Q & A with Jill I. Gross, nationally-recognized expert in securities and commercial arbitration

November 12, 2019 Jill Gross
Jill Gross

Q: With ever-increasing numbers of consumers and employees having to arbitrate their claims, the media has become very critical of arbitration.  Fundamentally, do you think arbitration is a fair process?

A: Arbitration grew in popularity in the mid to late twentieth century as part of the larger “alternative dispute resolution” (ADR) movement. The hope was that different types of ADR would enhance access to justice for the average person. However, the twenty-first century narrative is that arbitration is an unfair process, especially because it has increasingly become mandatory, with consumers and employees being required to sign arbitration clauses as a condition of purchase or employment.  Further exacerbating the situation are the class action waivers often included in such mandatory arbitration agreements.  In sum, the critique is that arbitration clauses force parties—particularly those with little to no bargaining power—to prospectively waive their rights. 

I believe this narrative is an over-generalization. There are many different types of arbitration—it varies based on industry and arbitral forum.  Only some types of arbitration are unfair to parties; other types are fair.

Q: How can we tell whether an arbitration process is fair?

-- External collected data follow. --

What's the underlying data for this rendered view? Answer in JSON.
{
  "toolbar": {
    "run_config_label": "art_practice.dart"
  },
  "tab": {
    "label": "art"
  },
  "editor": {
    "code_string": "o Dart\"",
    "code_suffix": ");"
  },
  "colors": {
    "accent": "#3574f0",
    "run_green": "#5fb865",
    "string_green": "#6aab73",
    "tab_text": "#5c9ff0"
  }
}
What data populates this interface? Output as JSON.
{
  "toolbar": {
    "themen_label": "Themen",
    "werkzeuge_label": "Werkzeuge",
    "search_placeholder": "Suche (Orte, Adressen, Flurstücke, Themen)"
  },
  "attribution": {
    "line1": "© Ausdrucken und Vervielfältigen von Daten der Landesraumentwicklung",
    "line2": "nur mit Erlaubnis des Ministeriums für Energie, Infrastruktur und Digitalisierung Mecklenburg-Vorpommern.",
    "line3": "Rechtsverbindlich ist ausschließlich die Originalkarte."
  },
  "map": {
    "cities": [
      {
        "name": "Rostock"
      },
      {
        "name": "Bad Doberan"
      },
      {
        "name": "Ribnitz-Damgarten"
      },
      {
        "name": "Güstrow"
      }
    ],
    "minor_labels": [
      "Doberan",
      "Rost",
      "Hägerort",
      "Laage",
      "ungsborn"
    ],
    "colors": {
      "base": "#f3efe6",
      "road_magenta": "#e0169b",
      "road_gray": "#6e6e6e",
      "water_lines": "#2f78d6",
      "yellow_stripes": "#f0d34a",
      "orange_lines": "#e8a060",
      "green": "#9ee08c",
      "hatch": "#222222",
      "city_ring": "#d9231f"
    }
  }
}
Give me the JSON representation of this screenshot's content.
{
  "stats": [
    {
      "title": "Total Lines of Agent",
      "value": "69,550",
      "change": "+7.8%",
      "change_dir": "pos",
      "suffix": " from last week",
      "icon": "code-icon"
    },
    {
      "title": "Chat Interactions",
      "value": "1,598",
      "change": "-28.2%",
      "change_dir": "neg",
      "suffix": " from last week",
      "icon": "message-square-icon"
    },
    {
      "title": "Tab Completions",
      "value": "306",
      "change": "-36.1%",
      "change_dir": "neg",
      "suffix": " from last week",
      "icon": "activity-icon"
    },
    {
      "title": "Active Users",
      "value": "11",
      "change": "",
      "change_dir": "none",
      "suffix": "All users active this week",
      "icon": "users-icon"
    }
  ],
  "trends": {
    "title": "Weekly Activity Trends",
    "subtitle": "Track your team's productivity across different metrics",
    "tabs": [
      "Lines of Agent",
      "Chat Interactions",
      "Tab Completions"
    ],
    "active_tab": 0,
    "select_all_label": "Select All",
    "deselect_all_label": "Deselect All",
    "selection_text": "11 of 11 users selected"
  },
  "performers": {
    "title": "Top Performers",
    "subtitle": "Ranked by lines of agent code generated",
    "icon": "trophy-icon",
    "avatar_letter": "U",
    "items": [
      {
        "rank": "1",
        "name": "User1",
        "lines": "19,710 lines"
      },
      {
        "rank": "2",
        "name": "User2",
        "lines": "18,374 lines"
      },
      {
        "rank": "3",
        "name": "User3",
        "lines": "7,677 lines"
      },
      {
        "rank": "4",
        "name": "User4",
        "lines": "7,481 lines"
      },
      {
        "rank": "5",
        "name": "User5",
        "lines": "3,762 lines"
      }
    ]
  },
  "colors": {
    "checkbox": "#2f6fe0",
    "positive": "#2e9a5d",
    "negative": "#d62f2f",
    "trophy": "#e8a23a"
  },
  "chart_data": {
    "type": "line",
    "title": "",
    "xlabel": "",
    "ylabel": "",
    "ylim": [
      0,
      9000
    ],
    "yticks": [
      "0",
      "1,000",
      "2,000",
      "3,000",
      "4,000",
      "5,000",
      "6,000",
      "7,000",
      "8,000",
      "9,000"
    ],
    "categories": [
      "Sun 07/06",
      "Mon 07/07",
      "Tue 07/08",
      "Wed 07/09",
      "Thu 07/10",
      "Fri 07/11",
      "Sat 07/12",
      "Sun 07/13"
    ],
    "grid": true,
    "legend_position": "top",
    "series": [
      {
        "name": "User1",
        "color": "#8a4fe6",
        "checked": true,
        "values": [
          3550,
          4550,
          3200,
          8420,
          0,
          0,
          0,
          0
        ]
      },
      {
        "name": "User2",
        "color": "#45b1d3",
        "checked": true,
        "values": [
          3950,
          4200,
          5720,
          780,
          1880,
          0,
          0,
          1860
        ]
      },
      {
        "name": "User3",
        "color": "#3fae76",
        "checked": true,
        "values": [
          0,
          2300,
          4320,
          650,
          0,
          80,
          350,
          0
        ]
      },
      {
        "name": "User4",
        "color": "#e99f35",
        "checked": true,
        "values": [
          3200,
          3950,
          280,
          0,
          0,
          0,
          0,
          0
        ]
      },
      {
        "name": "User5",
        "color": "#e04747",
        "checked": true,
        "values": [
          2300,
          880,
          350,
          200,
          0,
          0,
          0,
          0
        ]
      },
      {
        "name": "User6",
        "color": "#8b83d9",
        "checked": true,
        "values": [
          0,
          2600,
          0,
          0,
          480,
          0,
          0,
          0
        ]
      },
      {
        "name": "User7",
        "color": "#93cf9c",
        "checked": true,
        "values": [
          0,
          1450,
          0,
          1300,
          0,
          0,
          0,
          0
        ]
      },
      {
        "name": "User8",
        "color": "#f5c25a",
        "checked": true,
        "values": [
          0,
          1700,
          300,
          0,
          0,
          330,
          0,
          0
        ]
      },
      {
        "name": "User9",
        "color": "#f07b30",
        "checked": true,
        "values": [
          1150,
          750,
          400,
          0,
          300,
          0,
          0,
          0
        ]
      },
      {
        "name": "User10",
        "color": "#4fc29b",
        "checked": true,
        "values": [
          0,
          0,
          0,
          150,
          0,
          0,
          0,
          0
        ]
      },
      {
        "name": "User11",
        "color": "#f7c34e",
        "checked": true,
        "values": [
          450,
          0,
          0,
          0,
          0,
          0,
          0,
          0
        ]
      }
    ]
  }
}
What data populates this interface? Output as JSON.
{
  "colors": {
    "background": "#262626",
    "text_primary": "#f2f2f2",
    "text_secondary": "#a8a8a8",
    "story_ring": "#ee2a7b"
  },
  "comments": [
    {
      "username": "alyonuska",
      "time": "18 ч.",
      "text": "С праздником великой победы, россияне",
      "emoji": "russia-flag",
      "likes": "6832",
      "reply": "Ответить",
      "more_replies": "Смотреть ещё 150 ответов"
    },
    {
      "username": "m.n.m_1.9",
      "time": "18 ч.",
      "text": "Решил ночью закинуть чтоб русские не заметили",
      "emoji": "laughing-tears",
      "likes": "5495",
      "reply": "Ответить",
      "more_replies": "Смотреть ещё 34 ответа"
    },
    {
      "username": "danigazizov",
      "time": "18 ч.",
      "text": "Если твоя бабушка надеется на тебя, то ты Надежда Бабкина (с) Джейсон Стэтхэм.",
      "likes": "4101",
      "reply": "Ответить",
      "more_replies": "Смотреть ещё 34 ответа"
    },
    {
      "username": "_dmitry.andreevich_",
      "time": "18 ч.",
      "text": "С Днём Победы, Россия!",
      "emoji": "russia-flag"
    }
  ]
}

A: At a recent ADR symposium hosted by Fordham Law Review, I presented my most recent paper, Arbitration Archetypes for Achieving Justice. In the paper, I acknowledge the modern arbitration critique but argue that, if an arbitration process includes certain characteristics, the process is much more likely to be fair, even if one party was required to arbitrate as a condition of a contract between the parties. In particular, I identify the following key factors:

  • Both parties must be able to afford the arbitration process. If arbitration is more expensive than going through court, then the process diminishes access to justice.

  • The parties must each retain the ability to pursue the same claims, defenses and remedies that they could in court. For example, if the arbitration clause strips the parties of the right to pursue claims as a class or collective action, then the process is unfair.

  • The parties must have access to some kind of representation. Self-represented parties have a far more difficult time pursuing their claims or defending themselves in an unfamiliar process such as arbitration.

  • The arbitration outcomes must be published to ensure arbitrators are transparent and accountable in their awards.

  • If the dispute occurs in an industry where virtually all transactions are subject to mandatory arbitration, then the awards must include an explanation.

Q: Why is it so important for arbitral awards to include an explanation?

A: I recently explored this issue in an article that was just published in the Harvard Negotiation Law Review, entitled Bargaining in the (Murky) Shadow of Arbitration.  The problem is that in areas of law where virtually all disputes are resolved in arbitration (such as suitability disputes between securities brokers and their clients), almost no precedent develops because awards are private and rarely include an explanation or reasoning. The law in this area is thus very uncertain—even murky. Parties who are attempting to settle a dispute that otherwise would go to arbitration are bargaining in this murky shadow.  This weakens the legitimacy of the settlements reached—and of arbitration as a dispute resolution process.  If arbitration outcomes were published and accompanied by explanations, it would inform the settlement process for everyone, and make the entire arbitration process fairer.